Первоначальная реакция биографов Маяковского, тех, кто сохранял память о его жизни и творчестве, была сдержанной: какую цель они преследуют? И Патришу, и Елизавету обязали представить документальные подтверждения родства с поэтом. Патриша с возмущением отказалась, однако в конечном итоге в переписке Маяковского были найдены косвенные свидетельства. Но вопрос о том, от кого могла родить женщина в эпоху сексуальной революции 1920-х годов, оставался без ответа. Патриша отказалась от проведения теста ДНК. Других документов, подтверждающих родство, по очевидным причинам она не предоставила и не могла предоставить.
Елизавета Лавинская с огорчением констатировала, что не располагает подтверждающими доказательствами. Маяковский не писал о своём сыне и, вероятно, не знал о его существовании. Романовых было у него немало. Существовали записи Елизаветы Лавинской-старшей, которые могли быть обнародованы лишь спустя шестьдесят лет после её кончины, однако их анализ не выявил упоминаний о романе с Маяковским. Несмотря на это, и Патриша, и Елизавета оставались убеждены в генетическом родстве с выдающимся поэтом.

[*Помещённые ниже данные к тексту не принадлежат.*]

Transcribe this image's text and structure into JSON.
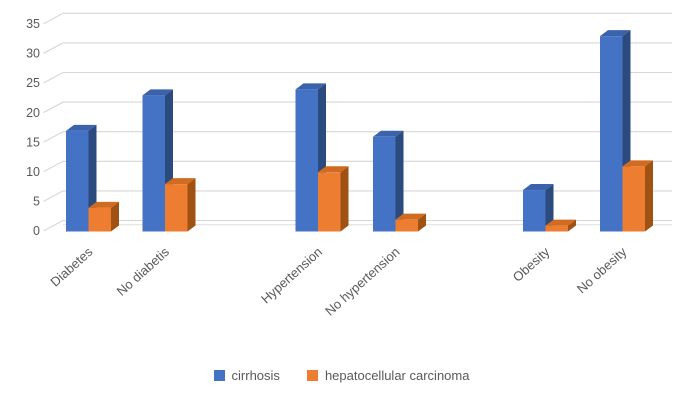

Какую выгоду они могли получить? Патриша не скрывала своего желания получить из музея Маяковского часть его личного архива. Для этого она даже рассматривала возможность получения российского гражданства. Предполагалось, что её имя в России будет Елена Владимировна Маяковская. Елизавета, в свою очередь, могла бы увеличить стоимость своих скульптур, используя открывшуюся, вызывающую интерес общественности тайну. Члены семьи Елизаветы были возмущены тем, как, по их мнению, она представляет их мать в невыгодном свете.
В конечном итоге, после кончины Патриши, ей удалось убедить её сына Роджера на сдачу анализа ДНК. Также анализ сдала и Елизавета. Однако, образцы сравнивали не с тканями Маяковского, а только между собой. Подобное сравнение позволяет установить степень родства между людьми, но редко – выявить общего предка. Елизавета и Роджер встретились в программе «Пусть говорят», чтобы выяснить, можно ли считать их двоюродными братом и сестрой.
Решение было принято без колебаний: родство между ними установлено. Такая ситуация возможна при наличии общего предка, будь то дедушка или бабушка, и не обязательно, чтобы это был Маяковский, однако круг лиц, контактировавших как с Элли Джонс в США, так и с супругами Лавинскими в СССР, крайне ограничен. Его можно очертить вокруг одного человека – Владимира Владимировича Маяковского.